PromptX is a MERN-stack AI chat application. It handles Google sign-in, session tokens, a MongoDB datastore, and an upstream call to the Gemini API, so we take security reports seriously and appreciate responsible disclosure.

PromptX is pre-1.0 and ships from a single active line of development. Only the latest commit on the main branch receives security fixes. If you are running an older clone, please update before reporting.

Please do not open a public GitHub issue for security problems.

Report privately through either channel:

• GitHub Security Advisory — open a draft advisory at https://github.com/SidVaidya2005/PromptX/security/advisories/new, or
• Email — siddarthvaidya2005@gmail.com with the subject line PromptX security report.

To help us triage quickly, include where you can:

• A description of the issue and the impact you believe it has.
• Steps to reproduce (a proof of concept, request samples, or a short script).
• Affected area (frontend, backend route, auth flow, dependency, etc.).
• Any suggested remediation.

• Acknowledgement within 5 business days.
• An initial assessment and severity estimate after we reproduce the issue.
• Coordinated disclosure: we will agree on a timeline with you before any public write-up, and credit you in the fix unless you prefer to stay anonymous.

This is a personal, volunteer-maintained project, so timelines are best-effort rather than contractual.

Things to keep in mind when reviewing or self-hosting PromptX:

• Secrets live in .env files and must never be committed.

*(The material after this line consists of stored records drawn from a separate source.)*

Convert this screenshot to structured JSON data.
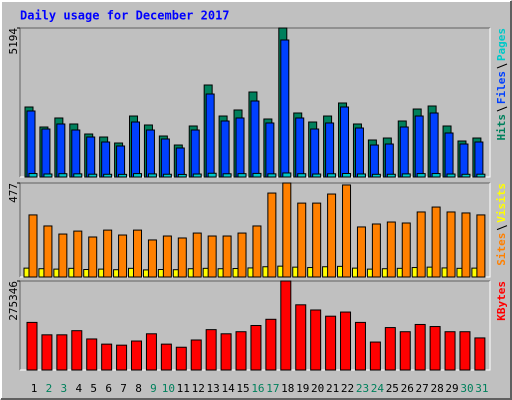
{
  "chart_data": [
    {
      "type": "bar",
      "title": "Daily usage for December 2017",
      "ylim": [
        0,
        5194
      ],
      "yticks": [
        5194
      ],
      "series": [
        {
          "name": "Hits",
          "color": "#00805c",
          "values": [
            2440,
            1743,
            2057,
            1848,
            1499,
            1394,
            1185,
            2126,
            1813,
            1429,
            1115,
            1778,
            3207,
            2126,
            2336,
            2963,
            2022,
            5194,
            2231,
            1917,
            2126,
            2580,
            1848,
            1290,
            1359,
            1952,
            2370,
            2475,
            1778,
            1255,
            1359
          ]
        },
        {
          "name": "Files",
          "color": "#0040ff",
          "values": [
            2301,
            1673,
            1848,
            1638,
            1394,
            1220,
            1081,
            1917,
            1638,
            1325,
            1011,
            1638,
            2893,
            1952,
            2057,
            2649,
            1883,
            4776,
            2057,
            1673,
            1883,
            2440,
            1708,
            1115,
            1150,
            1743,
            2126,
            2231,
            1534,
            1150,
            1220
          ]
        },
        {
          "name": "Pages",
          "color": "#00c8c8",
          "values": [
            120,
            105,
            115,
            110,
            98,
            95,
            92,
            118,
            108,
            96,
            90,
            104,
            130,
            112,
            116,
            125,
            110,
            140,
            114,
            104,
            112,
            122,
            106,
            94,
            96,
            108,
            118,
            120,
            104,
            95,
            98
          ]
        }
      ]
    },
    {
      "type": "bar",
      "ylim": [
        0,
        477
      ],
      "yticks": [
        477
      ],
      "series": [
        {
          "name": "Sites",
          "color": "#ff8000",
          "values": [
            315,
            259,
            218,
            233,
            203,
            238,
            213,
            238,
            188,
            208,
            198,
            223,
            208,
            208,
            223,
            259,
            426,
            477,
            375,
            375,
            421,
            467,
            254,
            269,
            279,
            274,
            330,
            355,
            330,
            325,
            315
          ]
        },
        {
          "name": "Visits",
          "color": "#ffff00",
          "values": [
            45,
            42,
            40,
            44,
            38,
            40,
            37,
            44,
            36,
            38,
            37,
            42,
            44,
            42,
            43,
            46,
            52,
            55,
            50,
            48,
            52,
            54,
            45,
            40,
            42,
            44,
            48,
            50,
            46,
            44,
            45
          ]
        }
      ]
    },
    {
      "type": "bar",
      "ylim": [
        0,
        275346
      ],
      "yticks": [
        275346
      ],
      "categories": [
        "1",
        "2",
        "3",
        "4",
        "5",
        "6",
        "7",
        "8",
        "9",
        "10",
        "11",
        "12",
        "13",
        "14",
        "15",
        "16",
        "17",
        "18",
        "19",
        "20",
        "21",
        "22",
        "23",
        "24",
        "25",
        "26",
        "27",
        "28",
        "29",
        "30",
        "31"
      ],
      "highlight_categories": [
        "2",
        "3",
        "9",
        "10",
        "16",
        "17",
        "23",
        "24",
        "30",
        "31"
      ],
      "highlight_color": "#00805c",
      "series": [
        {
          "name": "KBytes",
          "color": "#ff0000",
          "values": [
            147277,
            108856,
            108856,
            121663,
            96050,
            80042,
            76840,
            89647,
            112058,
            80042,
            70437,
            92849,
            124865,
            112058,
            118461,
            137672,
            156882,
            275346,
            201704,
            185696,
            166487,
            179293,
            147277,
            86445,
            131268,
            118461,
            140873,
            134470,
            118461,
            118461,
            99251
          ]
        }
      ]
    }
  ]
}
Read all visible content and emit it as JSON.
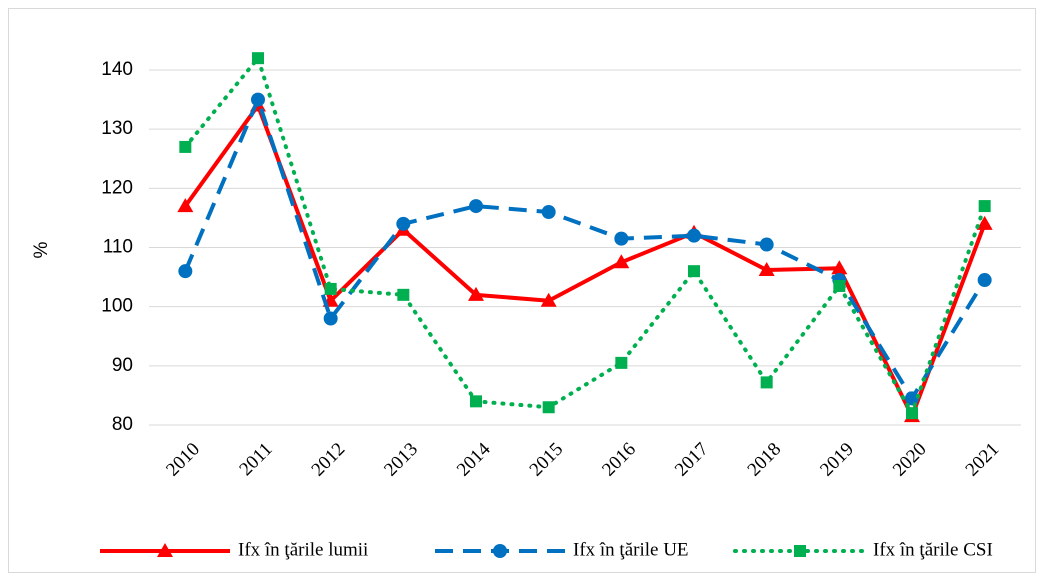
{
  "chart_data": {
    "type": "line",
    "y_label": "%",
    "categories": [
      "2010",
      "2011",
      "2012",
      "2013",
      "2014",
      "2015",
      "2016",
      "2017",
      "2018",
      "2019",
      "2020",
      "2021"
    ],
    "series": [
      {
        "name": "Ifx în ţările lumii",
        "color": "#ff0000",
        "line_style": "solid",
        "marker": "triangle",
        "values": [
          117,
          134,
          101,
          113,
          102,
          101,
          107.5,
          112.5,
          106.2,
          106.5,
          81.5,
          114
        ]
      },
      {
        "name": "Ifx în ţările UE",
        "color": "#0070c0",
        "line_style": "dashed",
        "marker": "circle",
        "values": [
          106,
          135,
          98,
          114,
          117,
          116,
          111.5,
          112,
          110.5,
          104.5,
          84.5,
          104.5
        ]
      },
      {
        "name": "Ifx în ţările CSI",
        "color": "#00b050",
        "line_style": "dotted",
        "marker": "square",
        "values": [
          127,
          142,
          103,
          102,
          84,
          83,
          90.5,
          106,
          87.2,
          103.5,
          82,
          117
        ]
      }
    ],
    "ylim": [
      80,
      140
    ],
    "yticks": [
      80,
      90,
      100,
      110,
      120,
      130,
      140
    ],
    "grid": true,
    "legend": "bottom"
  }
}
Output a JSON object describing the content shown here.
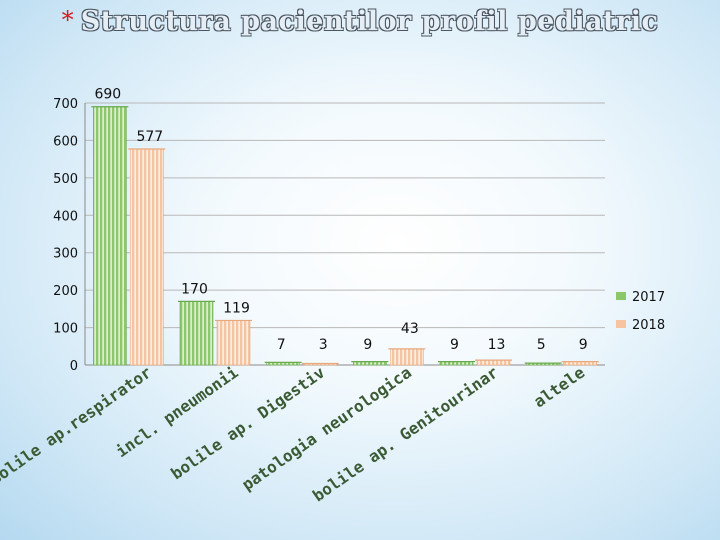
{
  "title": {
    "star": "*",
    "text": "Structura pacientilor profil  pediatric"
  },
  "colors": {
    "s2017": "#8cc86a",
    "s2018": "#f6c4a0",
    "axis": "#8a8a8a",
    "grid": "#b8b8b8"
  },
  "chart_data": {
    "type": "bar",
    "title": "Structura pacientilor profil  pediatric",
    "categories": [
      "Bolile ap.respirator",
      "incl. pneumonii",
      "bolile ap. Digestiv",
      "patologia neurologica",
      "bolile ap. Genitourinar",
      "altele"
    ],
    "series": [
      {
        "name": "2017",
        "values": [
          690,
          170,
          7,
          9,
          9,
          5
        ]
      },
      {
        "name": "2018",
        "values": [
          577,
          119,
          3,
          43,
          13,
          9
        ]
      }
    ],
    "y_ticks": [
      "0",
      "100",
      "200",
      "300",
      "400",
      "500",
      "600",
      "700"
    ],
    "ylim": [
      0,
      700
    ],
    "grid": true,
    "legend_position": "right"
  }
}
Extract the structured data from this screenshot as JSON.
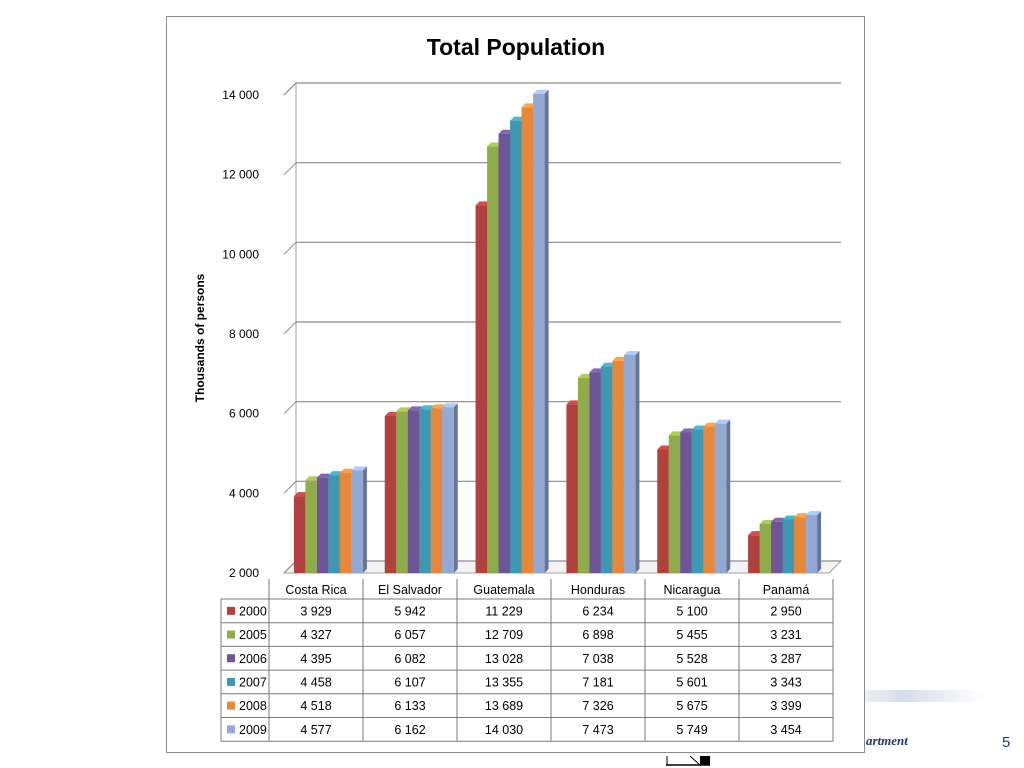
{
  "chart_data": {
    "type": "bar",
    "title": "Total Population",
    "xlabel": "",
    "ylabel": "Thousands of persons",
    "ylim": [
      2000,
      14000
    ],
    "yticks": [
      2000,
      4000,
      6000,
      8000,
      10000,
      12000,
      14000
    ],
    "ytick_labels": [
      "2 000",
      "4 000",
      "6 000",
      "8 000",
      "10 000",
      "12 000",
      "14 000"
    ],
    "grid": true,
    "legend": "data table below plot",
    "categories": [
      "Costa Rica",
      "El Salvador",
      "Guatemala",
      "Honduras",
      "Nicaragua",
      "Panamá"
    ],
    "series": [
      {
        "name": "2000",
        "color": "#b0413e",
        "values": [
          3929,
          5942,
          11229,
          6234,
          5100,
          2950
        ],
        "labels": [
          "3 929",
          "5 942",
          "11 229",
          "6 234",
          "5 100",
          "2 950"
        ]
      },
      {
        "name": "2005",
        "color": "#8fac4b",
        "values": [
          4327,
          6057,
          12709,
          6898,
          5455,
          3231
        ],
        "labels": [
          "4 327",
          "6 057",
          "12 709",
          "6 898",
          "5 455",
          "3 231"
        ]
      },
      {
        "name": "2006",
        "color": "#6f5496",
        "values": [
          4395,
          6082,
          13028,
          7038,
          5528,
          3287
        ],
        "labels": [
          "4 395",
          "6 082",
          "13 028",
          "7 038",
          "5 528",
          "3 287"
        ]
      },
      {
        "name": "2007",
        "color": "#3d98b0",
        "values": [
          4458,
          6107,
          13355,
          7181,
          5601,
          3343
        ],
        "labels": [
          "4 458",
          "6 107",
          "13 355",
          "7 181",
          "5 601",
          "3 343"
        ]
      },
      {
        "name": "2008",
        "color": "#e5883a",
        "values": [
          4518,
          6133,
          13689,
          7326,
          5675,
          3399
        ],
        "labels": [
          "4 518",
          "6 133",
          "13 689",
          "7 326",
          "5 675",
          "3 399"
        ]
      },
      {
        "name": "2009",
        "color": "#93a9d4",
        "values": [
          4577,
          6162,
          14030,
          7473,
          5749,
          3454
        ],
        "labels": [
          "4 577",
          "6 162",
          "14 030",
          "7 473",
          "5 749",
          "3 454"
        ]
      }
    ]
  },
  "footer": {
    "text": "artment",
    "page_number": "5"
  }
}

The backend requires MONGODB_URI, GEMINI_API_KEY, GOOGLE_CLIENT_ID, and JWT_SECRET (see Backend/.env.example). Generate JWT_SECRET with something like openssl rand -hex 32 and rotate it if you suspect exposure — rotating it invalidates all existing sessions.
• Session tokens are HS256 JWTs stored in localStorage (promptx_jwt) and sent as Authorization: Bearer <jwt>. This is convenient but readable by any script running on the page, so be conservative about third-party scripts.
• GOOGLE_CLIENT_ID must match between the backend and the frontend (VITE_GOOGLE_CLIENT_ID), and the OAuth client should be scoped to the origins you actually serve from.
• CORS is allowlisted. Only add trusted origins to ALLOWED_ORIGINS in Backend/config/constants.js.
• The Gemini API key is used server-side only. Never expose it to the frontend bundle.

• Vulnerabilities in third-party services (Google, MongoDB Atlas, the Gemini API, hosting providers) — report those to the respective vendor.
• Issues that require a compromised developer machine, a self-modified build, or physical access.
• Missing hardening that is the deployer's responsibility (e.g. running without HTTPS, leaking your own .env).

Thanks for helping keep PromptX and its users safe.